Still, the new SF Launcher kid doesn't bog itself down with meaningless extra functionality or fancy, but excruciatingly slow to render graphics. Besides the cityscape headers, there are light and dark themes, and the way to manage the homescreen cards is super easy, too.
Dubbed a wallpaper "boredom beater," TapDeck's premise holds a mighty promise. Chose from a rich collection of high-res wallpapers with this self-proclaimed "gateway of content discovery", double-tap to change your wallpaper, or simply swipe up to discover additional info about the image and content relevant to it, like on various landmarks or animals, derived from TapDeck's intimate connections with the wise services of the folks from Reddit and Wikipedia, among others.
Requiring a minimal amount of memory to run, the KISS (for "keep it simple, stupid") launcher has nothing to do with the excesses of the ancient rock band. It takes less than 100kb, is optimized for minimal toll on the battery, and bets simply on search to find anything you need, without resorting to elaborate functions and widgets.
One Launcher is less than 2MB in size, yet features real-time lockscreen notifications, its own tailored weather, clock and calendar widgets, as well as a bunch of curated high-res wallpapers. It bets on simplicity and speed, with numerous transition effects that promise not to lag, even on older Android gear.
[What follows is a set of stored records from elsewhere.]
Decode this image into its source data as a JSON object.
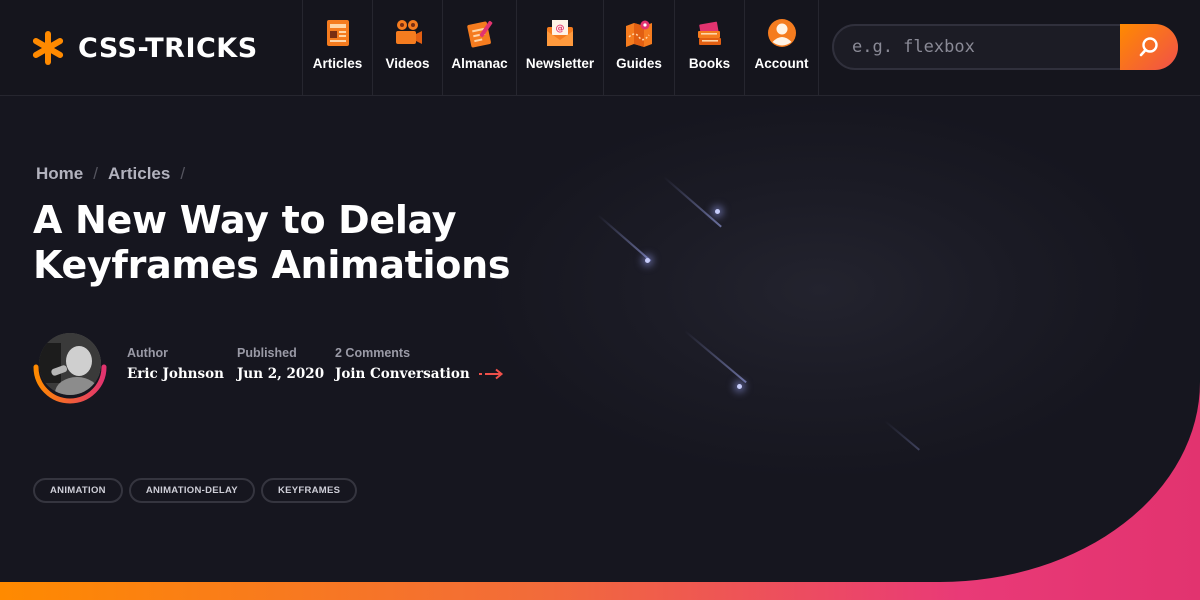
{
  "site": {
    "logo_text": "CSS-TRICKS",
    "accent_orange": "#ff8a00",
    "accent_pink": "#e2336f"
  },
  "nav": {
    "items": [
      {
        "label": "Articles",
        "icon": "newspaper-icon"
      },
      {
        "label": "Videos",
        "icon": "video-camera-icon"
      },
      {
        "label": "Almanac",
        "icon": "notepad-icon"
      },
      {
        "label": "Newsletter",
        "icon": "envelope-icon"
      },
      {
        "label": "Guides",
        "icon": "map-icon"
      },
      {
        "label": "Books",
        "icon": "books-icon"
      },
      {
        "label": "Account",
        "icon": "user-icon"
      }
    ]
  },
  "search": {
    "placeholder": "e.g. flexbox",
    "value": "",
    "button_icon": "search-icon"
  },
  "breadcrumb": {
    "home": "Home",
    "articles": "Articles",
    "separator": "/"
  },
  "article": {
    "title": "A New Way to Delay Keyframes Animations",
    "author_label": "Author",
    "author_name": "Eric Johnson",
    "published_label": "Published",
    "published_date": "Jun 2, 2020",
    "comments_label": "2 Comments",
    "comments_link": "Join Conversation"
  },
  "tags": [
    "ANIMATION",
    "ANIMATION-DELAY",
    "KEYFRAMES"
  ]
}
Snowball aims to put an end to the flood of notifications you are bombarded with every day, letting through only the ones you would really want to check up on, and allowing you to reply to your Facebook, Twitter, texts and other messages inline, routing your answer automatically through the respective app afterwards.
It takes some tutoring to catch up, as you have to either swipe away or authorize the notifications from each app for Snowball, but after the learning period it's smooth sailing, and a much needed break from the notifications spam.
Yandex Launcher has all the basics like app and folder categorization, widget and homescreen grid layout management, and security functions, but it also throws in some extras, like letting you use color schemes to search for your apps. Check out how it works in the promo video below - we don't know about you, but we seem to remember what color is the app icon easier than its placement in the app drawer or the folder on the homescreen.
Launchify places your favorite app shortcuts right in your notification bar and lock screen for quick access without obstructing the view, as simple as that. The tool can even recommend the right app for the time of day and the place you are at (home, work, or in the car).
The Scout launcher goes deeper into the timely snippets of information available to you at any given moment. The gist of it is in the short video below - Scout will have suggestions to you from the moment you wake up (weather, breakfast places), and throughout the day, digging up relevant apps you might have even forgotten you've installed on your phone, based on the occasion and location, too.
Thankfully, it doesn't try to guess everything seamlessly like Google Now, but actually asks about your work and home locations, for instance, upon initial setup. Then it proceeds organizing your apps in groups (called "spaces") on separate screens automatically, though you can revamp those at will, too.
The "cards" it will use for popular tasks are actually standalone entities - you don't need to have YouTube installed to enjoy the YouTube card, for instance, but can have the full functionality and interaction within Scout itself. Some of the services offered include Weather, Calendar, Reddit, Uber, Yelp, SoundCloud, YouTube, Notifications, Lyrics, Events by Seatgeek, ESPN CricInfo, and contextual app recommendations - with many more to be added when Scout on with its development.